Thread rolls create the thread form on the workpiece.

Multiple passes are needed to build up the thread to the proper dimensions.

Half a million pounds of pressure are imparted on the rolls to plastically move the steel of the bar into the thread form. Read the gage.

Obviously, it takes knowledge, skills and experience to apply half a million pounds to produce precision work.

Rich says he has rolled larger bars, but skills, experience and a great team to work with create the can-do spirit that makes precision manufacturing a great career.

Here’s another look at a finished bar. Precision does not necessarily mean tiny. 


Posted by: Russ Willcutt 13. June 2016

Making the Cut

Recent years have seen the development of multipurpose cutoff tools that are able to perform as grooving, turning and profiling tools, giving manufacturers the ability to simplify setups and shorten production cycles.

From hand-ground bits to high-speed steel blades to indexable carbide inserts, cutoff tool technology has continued to improve over the years, increasing metalcutting efficiency and lowering operational expenses. A big step in that evolution came with the development in recent years of multipurpose cutoff tools that are able to perform as grooving, turning and profiling tools, giving manufacturers the ability to simplify setups and shorten production cycles, and in some cases, keep fewer tools in the crib.

A case in point is EMC Precision, a precision machining job shop headquartered in Elyria, Ohio. Since 1925, the company has provided prototype to production machining and value-added services to a range of industries including fluid management, hydraulic fluid and power, automotive, recreational, and other OEMs. Ian Dotson, manufacturing engineer at EMC’s facility in Sheridan, Indiana, says he was happy with the tool life and performance of his existing cutoff solution, and was only looking for a reduction in his tooling costs when he called his local Kennametal distributor. It was then he learned about Kennametal’s Beyond Evolution, a single-sided grooving and cutoff system with multidirectional turning capability, through-tool coolant, chip control, and “Triple V” secure seating geometry.

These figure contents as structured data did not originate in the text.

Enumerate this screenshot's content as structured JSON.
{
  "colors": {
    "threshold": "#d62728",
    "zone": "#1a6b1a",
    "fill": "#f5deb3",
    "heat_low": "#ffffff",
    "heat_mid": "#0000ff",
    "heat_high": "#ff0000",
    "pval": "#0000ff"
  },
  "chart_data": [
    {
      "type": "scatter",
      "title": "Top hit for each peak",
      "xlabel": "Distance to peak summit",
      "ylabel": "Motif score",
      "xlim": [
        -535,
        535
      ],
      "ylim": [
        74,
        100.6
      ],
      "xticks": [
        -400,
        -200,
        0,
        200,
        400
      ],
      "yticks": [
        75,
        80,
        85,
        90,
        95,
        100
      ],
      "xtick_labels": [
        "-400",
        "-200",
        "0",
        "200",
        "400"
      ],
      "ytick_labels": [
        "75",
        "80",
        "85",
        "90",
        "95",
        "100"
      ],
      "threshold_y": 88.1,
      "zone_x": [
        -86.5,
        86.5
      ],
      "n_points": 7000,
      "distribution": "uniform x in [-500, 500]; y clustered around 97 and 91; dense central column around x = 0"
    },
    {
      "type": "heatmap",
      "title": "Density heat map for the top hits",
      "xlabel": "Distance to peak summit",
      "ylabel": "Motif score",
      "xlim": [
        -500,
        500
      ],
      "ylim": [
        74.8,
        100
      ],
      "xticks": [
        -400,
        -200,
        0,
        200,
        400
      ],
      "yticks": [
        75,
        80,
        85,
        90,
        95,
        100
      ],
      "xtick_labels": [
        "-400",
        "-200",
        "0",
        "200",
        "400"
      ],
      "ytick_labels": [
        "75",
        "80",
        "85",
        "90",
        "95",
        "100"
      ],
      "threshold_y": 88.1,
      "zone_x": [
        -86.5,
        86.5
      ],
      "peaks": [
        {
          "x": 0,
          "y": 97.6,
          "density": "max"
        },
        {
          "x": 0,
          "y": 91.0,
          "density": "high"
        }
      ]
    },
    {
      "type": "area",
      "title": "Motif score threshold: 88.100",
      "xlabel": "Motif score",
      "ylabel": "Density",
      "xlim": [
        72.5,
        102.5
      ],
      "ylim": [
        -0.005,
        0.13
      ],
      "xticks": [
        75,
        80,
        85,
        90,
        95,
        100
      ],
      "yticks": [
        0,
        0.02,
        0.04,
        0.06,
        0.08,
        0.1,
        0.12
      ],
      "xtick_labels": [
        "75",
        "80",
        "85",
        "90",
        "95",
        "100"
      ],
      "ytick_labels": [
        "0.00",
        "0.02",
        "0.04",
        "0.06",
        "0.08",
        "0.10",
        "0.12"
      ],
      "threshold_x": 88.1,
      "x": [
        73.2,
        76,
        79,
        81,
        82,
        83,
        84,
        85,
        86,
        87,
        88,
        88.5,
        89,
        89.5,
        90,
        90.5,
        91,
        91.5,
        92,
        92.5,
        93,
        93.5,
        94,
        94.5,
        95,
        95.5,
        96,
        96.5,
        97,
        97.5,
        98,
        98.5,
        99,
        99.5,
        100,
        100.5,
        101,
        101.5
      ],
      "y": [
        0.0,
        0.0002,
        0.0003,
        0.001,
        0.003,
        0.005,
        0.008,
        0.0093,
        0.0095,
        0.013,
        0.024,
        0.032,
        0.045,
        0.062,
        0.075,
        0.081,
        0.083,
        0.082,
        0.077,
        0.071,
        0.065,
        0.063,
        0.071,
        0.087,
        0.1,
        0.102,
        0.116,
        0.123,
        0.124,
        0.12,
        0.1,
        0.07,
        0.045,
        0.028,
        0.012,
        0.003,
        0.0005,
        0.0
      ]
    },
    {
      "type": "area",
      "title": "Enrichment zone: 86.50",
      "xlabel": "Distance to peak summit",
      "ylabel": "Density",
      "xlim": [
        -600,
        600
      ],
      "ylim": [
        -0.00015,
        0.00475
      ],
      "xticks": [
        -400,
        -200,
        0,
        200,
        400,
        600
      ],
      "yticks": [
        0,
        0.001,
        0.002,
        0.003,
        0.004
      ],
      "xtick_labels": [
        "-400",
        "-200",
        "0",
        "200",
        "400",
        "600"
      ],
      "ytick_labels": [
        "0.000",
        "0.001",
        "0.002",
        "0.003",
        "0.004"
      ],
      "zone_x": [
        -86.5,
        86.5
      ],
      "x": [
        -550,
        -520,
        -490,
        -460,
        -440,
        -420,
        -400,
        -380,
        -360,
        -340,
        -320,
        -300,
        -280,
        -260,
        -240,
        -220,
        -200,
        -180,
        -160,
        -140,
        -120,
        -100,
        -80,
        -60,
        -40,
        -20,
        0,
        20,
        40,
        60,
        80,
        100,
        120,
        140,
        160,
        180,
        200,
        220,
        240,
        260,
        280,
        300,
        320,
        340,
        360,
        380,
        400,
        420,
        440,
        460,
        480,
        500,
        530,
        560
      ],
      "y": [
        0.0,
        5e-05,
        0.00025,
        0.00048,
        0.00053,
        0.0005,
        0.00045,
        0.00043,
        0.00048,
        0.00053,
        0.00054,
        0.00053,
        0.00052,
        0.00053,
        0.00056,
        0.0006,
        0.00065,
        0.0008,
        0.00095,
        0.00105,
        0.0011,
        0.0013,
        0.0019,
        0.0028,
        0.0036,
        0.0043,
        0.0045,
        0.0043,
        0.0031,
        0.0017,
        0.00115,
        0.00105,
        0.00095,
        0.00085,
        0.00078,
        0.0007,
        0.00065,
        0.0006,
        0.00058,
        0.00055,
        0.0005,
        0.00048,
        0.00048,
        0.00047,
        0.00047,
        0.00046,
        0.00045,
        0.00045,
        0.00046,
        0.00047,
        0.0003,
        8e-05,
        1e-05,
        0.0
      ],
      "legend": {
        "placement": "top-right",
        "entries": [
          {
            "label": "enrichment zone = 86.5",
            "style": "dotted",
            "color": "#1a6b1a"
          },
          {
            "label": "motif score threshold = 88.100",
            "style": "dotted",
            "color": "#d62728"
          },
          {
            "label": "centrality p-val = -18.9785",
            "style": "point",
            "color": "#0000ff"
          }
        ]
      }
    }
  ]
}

“We were using a 0.118-inch wide PVD-coated insert to cut off 0.75-inch diameter 4140 steel hydraulic actuators,” he says. “We swapped out the old tool for a Kennametal Beyond Evolution cutoff and kept the feeds and speeds the same. After several runs we determined tool life was essentially identical, so from a performance perspective there was no difference, at least not on this job. But the Beyond Evolution inserts are dramatically less expensive, roughly 40 percent of what we were paying for our legacy tools, so it was a clear win for us.”

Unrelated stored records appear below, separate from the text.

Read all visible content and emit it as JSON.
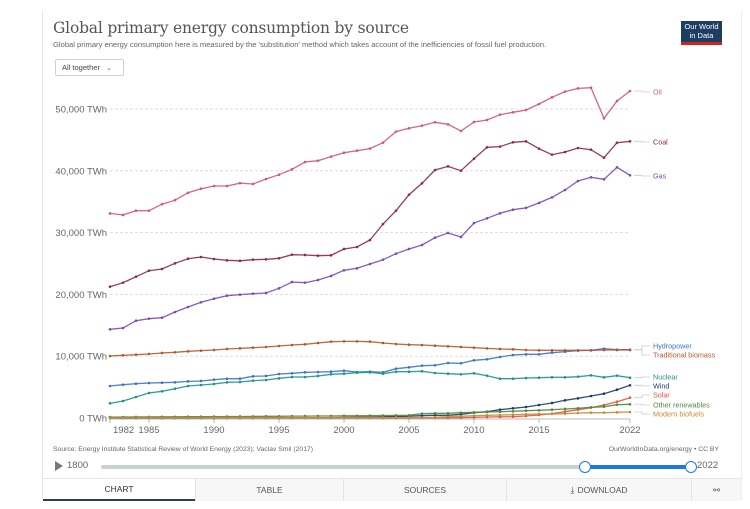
{
  "header": {
    "title": "Global primary energy consumption by source",
    "subtitle": "Global primary energy consumption here is measured by the 'substitution' method which takes account of the inefficiencies of fossil fuel production.",
    "logo_line1": "Our World",
    "logo_line2": "in Data"
  },
  "controls": {
    "dropdown_label": "All together",
    "dropdown_icon": "chevron-down-icon"
  },
  "footer": {
    "source": "Source: Energy Institute Statistical Review of World Energy (2023); Vaclav Smil (2017)",
    "license": "OurWorldInData.org/energy • CC BY"
  },
  "timeline": {
    "play_icon": "play-icon",
    "min_label": "1800",
    "max_label": "2022",
    "range_min": 1800,
    "range_max": 2022,
    "selected_start": 1982,
    "selected_end": 2022
  },
  "tabs": [
    {
      "label": "CHART",
      "active": true
    },
    {
      "label": "TABLE",
      "active": false
    },
    {
      "label": "SOURCES",
      "active": false
    },
    {
      "label": "DOWNLOAD",
      "active": false,
      "icon": "download-icon"
    },
    {
      "label": "",
      "active": false,
      "icon": "share-icon"
    }
  ],
  "chart_data": {
    "type": "line",
    "title": "Global primary energy consumption by source",
    "xlabel": "",
    "ylabel": "",
    "xlim": [
      1982,
      2022
    ],
    "ylim": [
      0,
      55000
    ],
    "x_ticks": [
      1982,
      1985,
      1990,
      1995,
      2000,
      2005,
      2010,
      2015,
      2022
    ],
    "y_ticks": [
      {
        "value": 0,
        "label": "0 TWh"
      },
      {
        "value": 10000,
        "label": "10,000 TWh"
      },
      {
        "value": 20000,
        "label": "20,000 TWh"
      },
      {
        "value": 30000,
        "label": "30,000 TWh"
      },
      {
        "value": 40000,
        "label": "40,000 TWh"
      },
      {
        "value": 50000,
        "label": "50,000 TWh"
      }
    ],
    "grid": "horizontal dashed",
    "legend": "right (inline labels)",
    "x": [
      1982,
      1983,
      1984,
      1985,
      1986,
      1987,
      1988,
      1989,
      1990,
      1991,
      1992,
      1993,
      1994,
      1995,
      1996,
      1997,
      1998,
      1999,
      2000,
      2001,
      2002,
      2003,
      2004,
      2005,
      2006,
      2007,
      2008,
      2009,
      2010,
      2011,
      2012,
      2013,
      2014,
      2015,
      2016,
      2017,
      2018,
      2019,
      2020,
      2021,
      2022
    ],
    "series": [
      {
        "name": "Oil",
        "color": "#d2586a",
        "values": [
          33100,
          32850,
          33550,
          33550,
          34600,
          35250,
          36450,
          37100,
          37540,
          37540,
          38000,
          37860,
          38670,
          39370,
          40240,
          41420,
          41640,
          42290,
          42930,
          43260,
          43600,
          44560,
          46340,
          46880,
          47300,
          47850,
          47520,
          46440,
          47900,
          48220,
          49080,
          49470,
          49840,
          50810,
          51890,
          52810,
          53340,
          53450,
          48490,
          51300,
          52910
        ]
      },
      {
        "name": "Coal",
        "color": "#8c2a3a",
        "values": [
          21250,
          21900,
          22870,
          23840,
          24110,
          25030,
          25780,
          26050,
          25730,
          25510,
          25430,
          25620,
          25680,
          25840,
          26430,
          26380,
          26270,
          26320,
          27350,
          27670,
          28800,
          31390,
          33550,
          36140,
          37970,
          40130,
          40720,
          40020,
          41960,
          43800,
          43910,
          44610,
          44770,
          43580,
          42610,
          43040,
          43690,
          43420,
          42120,
          44550,
          44770
        ]
      },
      {
        "name": "Gas",
        "color": "#7a4ab0",
        "values": [
          14350,
          14560,
          15750,
          16070,
          16230,
          17150,
          17960,
          18720,
          19300,
          19790,
          19960,
          20120,
          20230,
          20980,
          22010,
          21900,
          22330,
          22980,
          23900,
          24220,
          24920,
          25620,
          26590,
          27350,
          27990,
          29180,
          29940,
          29290,
          31550,
          32310,
          33120,
          33700,
          34000,
          34800,
          35700,
          36890,
          38350,
          38950,
          38620,
          40560,
          39270
        ]
      },
      {
        "name": "Hydropower",
        "color": "#3b73c4",
        "values": [
          5180,
          5390,
          5550,
          5660,
          5710,
          5770,
          5930,
          5990,
          6200,
          6360,
          6360,
          6740,
          6800,
          7120,
          7230,
          7390,
          7440,
          7490,
          7650,
          7440,
          7490,
          7390,
          7980,
          8200,
          8470,
          8530,
          8900,
          8850,
          9340,
          9500,
          9870,
          10190,
          10300,
          10300,
          10570,
          10730,
          10900,
          10950,
          11220,
          11060,
          11060
        ]
      },
      {
        "name": "Traditional biomass",
        "color": "#b5562a",
        "values": [
          10030,
          10140,
          10250,
          10360,
          10520,
          10630,
          10790,
          10900,
          11000,
          11170,
          11270,
          11380,
          11490,
          11650,
          11810,
          11920,
          12140,
          12350,
          12400,
          12400,
          12350,
          12140,
          11970,
          11860,
          11810,
          11700,
          11600,
          11490,
          11380,
          11270,
          11170,
          11110,
          11000,
          10950,
          10950,
          10950,
          10950,
          10950,
          11000,
          11000,
          11000
        ]
      },
      {
        "name": "Nuclear",
        "color": "#1a9587",
        "values": [
          2370,
          2750,
          3400,
          4050,
          4320,
          4740,
          5180,
          5340,
          5500,
          5770,
          5830,
          6040,
          6150,
          6420,
          6630,
          6630,
          6800,
          7070,
          7170,
          7330,
          7390,
          7170,
          7490,
          7490,
          7560,
          7280,
          7170,
          7070,
          7230,
          6850,
          6360,
          6360,
          6470,
          6520,
          6580,
          6580,
          6690,
          6900,
          6580,
          6850,
          6520
        ]
      },
      {
        "name": "Wind",
        "color": "#1f3a6e",
        "values": [
          0,
          0,
          0,
          0,
          0,
          0,
          0,
          0,
          10,
          10,
          10,
          15,
          20,
          25,
          30,
          40,
          50,
          60,
          90,
          110,
          150,
          190,
          240,
          290,
          370,
          460,
          440,
          600,
          860,
          1020,
          1350,
          1570,
          1780,
          2100,
          2430,
          2860,
          3180,
          3560,
          3930,
          4580,
          5290
        ]
      },
      {
        "name": "Solar",
        "color": "#e0553d",
        "values": [
          0,
          0,
          0,
          0,
          0,
          0,
          0,
          0,
          0,
          0,
          0,
          0,
          0,
          0,
          0,
          0,
          0,
          0,
          5,
          5,
          5,
          5,
          5,
          10,
          10,
          15,
          30,
          50,
          90,
          160,
          190,
          210,
          320,
          490,
          700,
          1020,
          1350,
          1670,
          2100,
          2640,
          3290
        ]
      },
      {
        "name": "Other renewables",
        "color": "#4f8a3c",
        "values": [
          150,
          160,
          170,
          180,
          190,
          200,
          210,
          220,
          230,
          240,
          250,
          260,
          270,
          280,
          300,
          310,
          320,
          330,
          350,
          360,
          380,
          400,
          420,
          440,
          700,
          760,
          760,
          860,
          920,
          970,
          1020,
          1080,
          1180,
          1240,
          1350,
          1460,
          1570,
          1730,
          1830,
          2160,
          2220
        ]
      },
      {
        "name": "Modern biofuels",
        "color": "#c58a3a",
        "values": [
          10,
          15,
          20,
          25,
          30,
          30,
          30,
          35,
          40,
          40,
          40,
          40,
          40,
          45,
          45,
          50,
          50,
          50,
          50,
          50,
          50,
          60,
          70,
          50,
          50,
          110,
          210,
          280,
          370,
          440,
          490,
          540,
          600,
          650,
          650,
          700,
          810,
          860,
          860,
          920,
          970
        ]
      }
    ]
  }
}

The next win came on a job Mr. Dotson was running on one of EMC’s CNC lathes; a transmission gear shaft made of 1-1/4 inch 8620 steel and using a 0.236-inch wide tool to back turn a journal on the left side of the part prior to cutoff. In this application, insert cost was still a concern, but Dotson’s primary goal was tool life improvement.

“The lathe isn’t equipped with high pressure cutting fluid, and the standard pump was unable to generate enough pressure for us to utilize coolant through the tool on our old cutoff system,” he explains. “Because of this, we’ve been stuck with flood coolant, and have always had some chip control issues as a result—the chip would roll back on itself and starve the cutting edge of coolant.”

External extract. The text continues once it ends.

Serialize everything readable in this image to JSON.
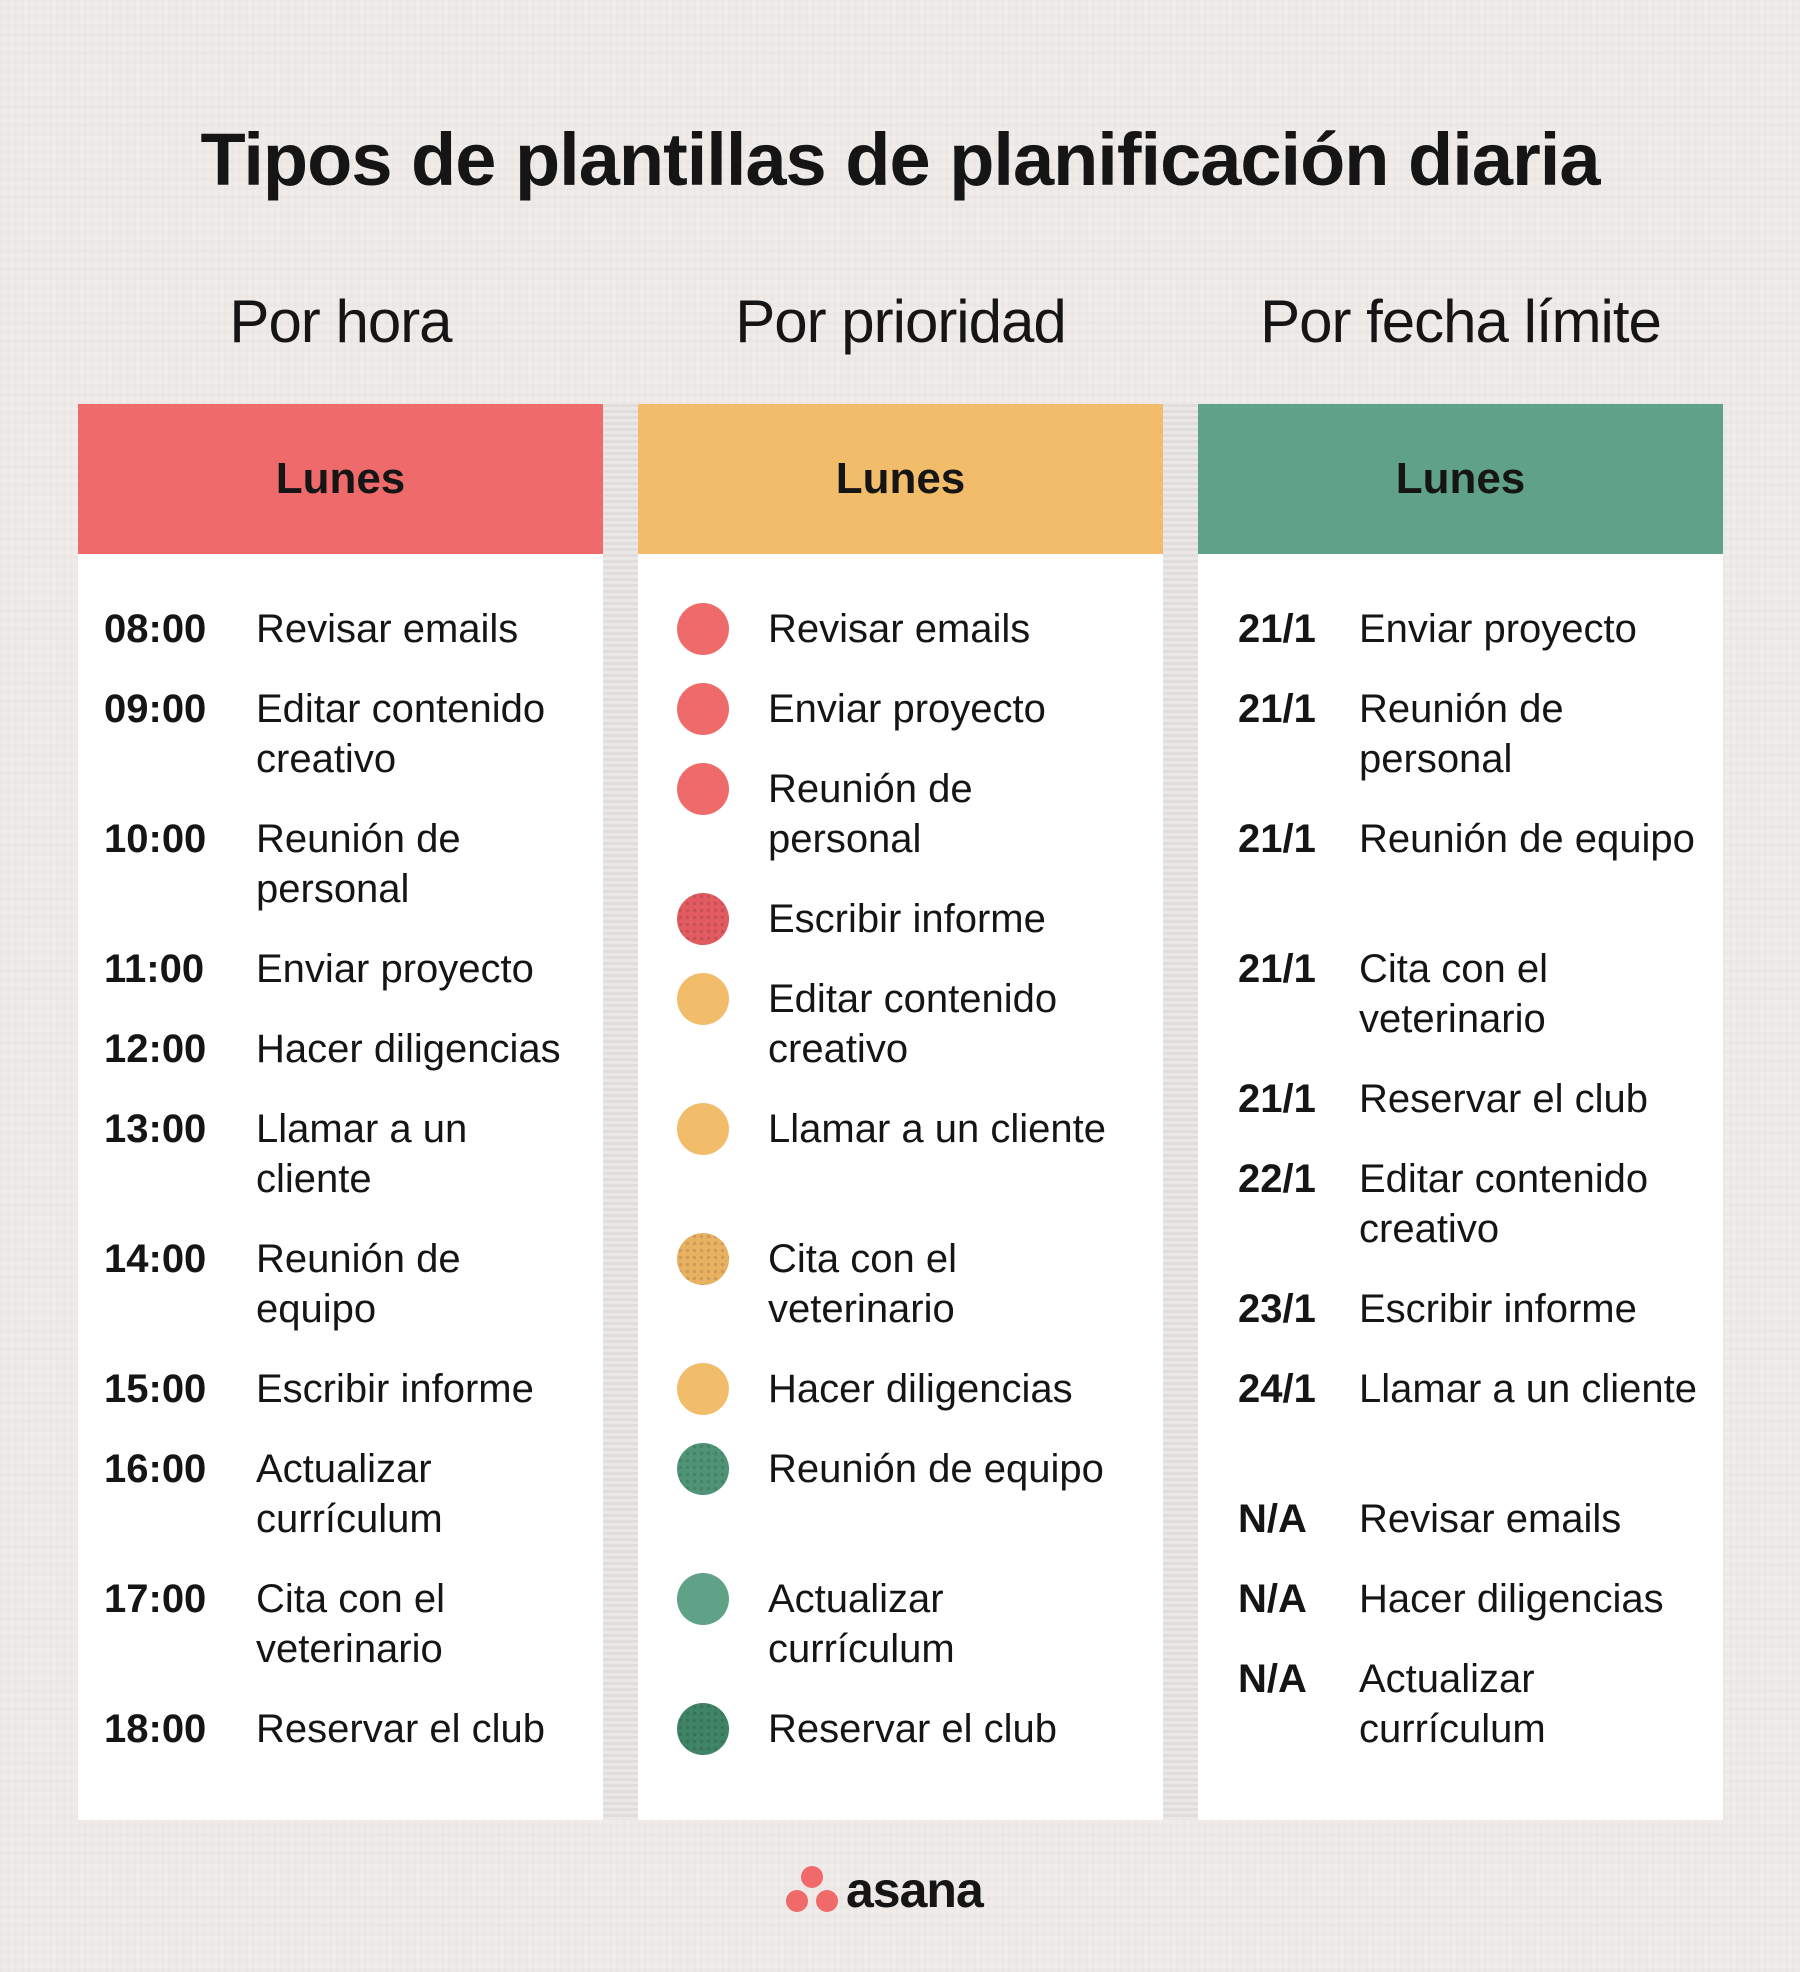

Despite the less than optimal cutting conditions, the Beyond Evolution performed beyond expectations. “We achieved very good results,” Mr. Dotson says. “This time, we increased the cutting speed a bit, from 350 to 400 sfm, and bumped up the feed rates by about 30 percent. Even so, tool life increased threefold, to just over 2,600 pieces per insert. I’m confident we could have cranked up the feeds and speeds even more, especially if we had plumbed the tool for coolant through, but there was no need. This operation supplies another machine, and that one was already running as fast as it could go. The big thing for us was getting more parts between tool changes, and that’s exactly what the Beyond Evolution did.”

Specially designed coolant delivery channels in the Beyond Evolution system separate and direct cutting fluid to where it’s needed most: underneath the chip and into the work area.